Por Douglas Barraqui
Há algo que me dá muito
orgulho, ser professor de história. E ser professor de história no mundo em que
vivemos, no hoje, no mundo dos meus alunos. Eu, enquanto filho do meu tempo, estou me referindo a um
mundo sem uma forma definida, por vezes sem coesão e coerência,
um mundo do superficial do passageiro e onde existem mais incertezas do que
certezas, um mundo onde os nossos valores escorrem por ralos e vielas do
individualismo.
Em sala de aula quando, em
meio a debates históricos, me pego conversando com meus alunos sobre meu
passado, eles se espantam quando falo que na minha infância TV não tinha
controle remoto e celular não existia. E quando falo que não existia, e nunca imaginaria
que um dia viesse a existir, facebook, twitter e instagram, meus alunos se compadecem
de mim, sentem pena de mim e da minha infância que, na visão dos meus alunos,
devia ter sido muito difícil, horrível.
Esse mundo, que tem como
programa básico o individualismo, das redes sociais, todos são eminentemente
felizes. Todos compartilham sua felicidade intensa pelas redes sociais em fotos
lindas, perfeitas, maravilhosas. E se assim não forem usa-se fotoshop. Pelas redes
sociais tudo é belo, invejável e perfeito. Ninguém, absolutamente ninguém, vai
postar coisas do tipo “meu dia foi chato”.
Meus alunos não conhecem o
que é escrever uma carta e postar uma carta. Conhecem o que é um E-mail, enviar
um E-mail, ou mesmo, cutucar pelo facebook e chamar pelo “Zap Zap”. Não os culpo, tão pouco os descrimino. De tal forma, uma parte que noto na qualidade de historiador, é a primeira vez na história humana que os jovens detém e dominam a tecnologia. Isso é bom ou ruim, hora deixo previsões para o futuro para os especialistas em cartas de tarô.
Alguns podem até chegar à
seguinte conclusão: meu mundo, o mundo em que fui criado e formado, está
obsoleto. As mudanças ocorreram tão rapidamente, foram tão dinâmicas, que
referências de mundo se perderam.
Meus alunos nascem viciados
e dependentes de uma coisa chamada tecnologia, não que seja uma droga. Um reflexo disso está na escrita, meus alunos
não sabem escrever, por mais que eu ensine, eles não sabem. Por exemplo: o pronome
de tratamento real que, em Portugal, era “vossa mercê” (mercê significa graça,
concessão), foi se vulgarizando através dos séculos, transformado em suas
colônias, nas fazendas e nos meios mais coloquiais foi se “caipirizando”

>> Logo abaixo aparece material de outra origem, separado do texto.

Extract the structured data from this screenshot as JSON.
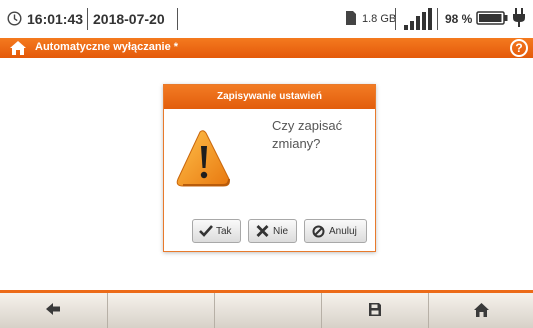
{
  "status_bar": {
    "time": "16:01:43",
    "date": "2018-07-20",
    "storage": "1.8 GB",
    "battery_percent": "98 %",
    "battery_level": 0.98,
    "icons": [
      "clock-icon",
      "sd-card-icon",
      "signal-icon",
      "battery-icon",
      "plug-icon"
    ]
  },
  "title_bar": {
    "title": "Automatyczne wyłączanie *",
    "help_glyph": "?"
  },
  "dialog": {
    "title": "Zapisywanie ustawień",
    "message_line1": "Czy zapisać",
    "message_line2": "zmiany?",
    "buttons": {
      "yes": "Tak",
      "no": "Nie",
      "cancel": "Anuluj"
    }
  },
  "toolbar": {
    "slots": [
      "back-arrow-icon",
      "",
      "",
      "",
      "save-icon",
      "home-icon"
    ]
  },
  "colors": {
    "accent": "#ee6a17",
    "title_text": "#ffffff",
    "warning_orange": "#f29a26"
  }
}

(vossamecê, vossancê, voismecê, vancê) até chegar ao atual (e dentro da norma
culta, afinal a norma é clara, parafraseando um famoso árbitro-comentarista) “você”.
E agora chegou ao que considero o limite “VC”. Se caminharmos nesse ritmo alucinante
em dez anos “você” vai virar “C” – “’c’ fez a atividade de casa”.
Nas palavras do filósofo Francês
Jean Baudrillard “a revolução
contemporânea é a da incerteza”. Nossas certezas, não existem mais. As explicações
mudam e são descartadas muito rapidamente: até ontem eu acreditava que ovo e
banha de porco faziam mal a saúde, entupiam as veias. Vem a minha esposa - pela
rede social veja VC -, compartilha um vídeo comigo em que um médico e nutrólogo
– eu nem sabia que havia essa especialidade –, José Roberto Cater, explica que ovo
é o melhor e mais saudável alimento do mundo, só não tem vitamina C. E que
banha de porco é mais saudável do que óleo de cozinha vegetal.
Os jovens da nossa sociedade
cometem um erro comum e grotesco: achar que tudo que é novo é bom e tudo que é
velho é ruim. Ou, ao contrário, os velhos concebem tudo que é novo como ruim e
catastrófico e tudo que é velho como bom e idílico. Pois eu digo, nem um nem
outro. O velho não é melhor que o novo, o novo não é melhor que o velho, eles
apenas são diferentes. São cabeças diferentes, épocas diferentes e, para ser
mais técnico, trata-se de estruturas epistemológicas diferentes. Ser historiador me permite entender isso muito bem.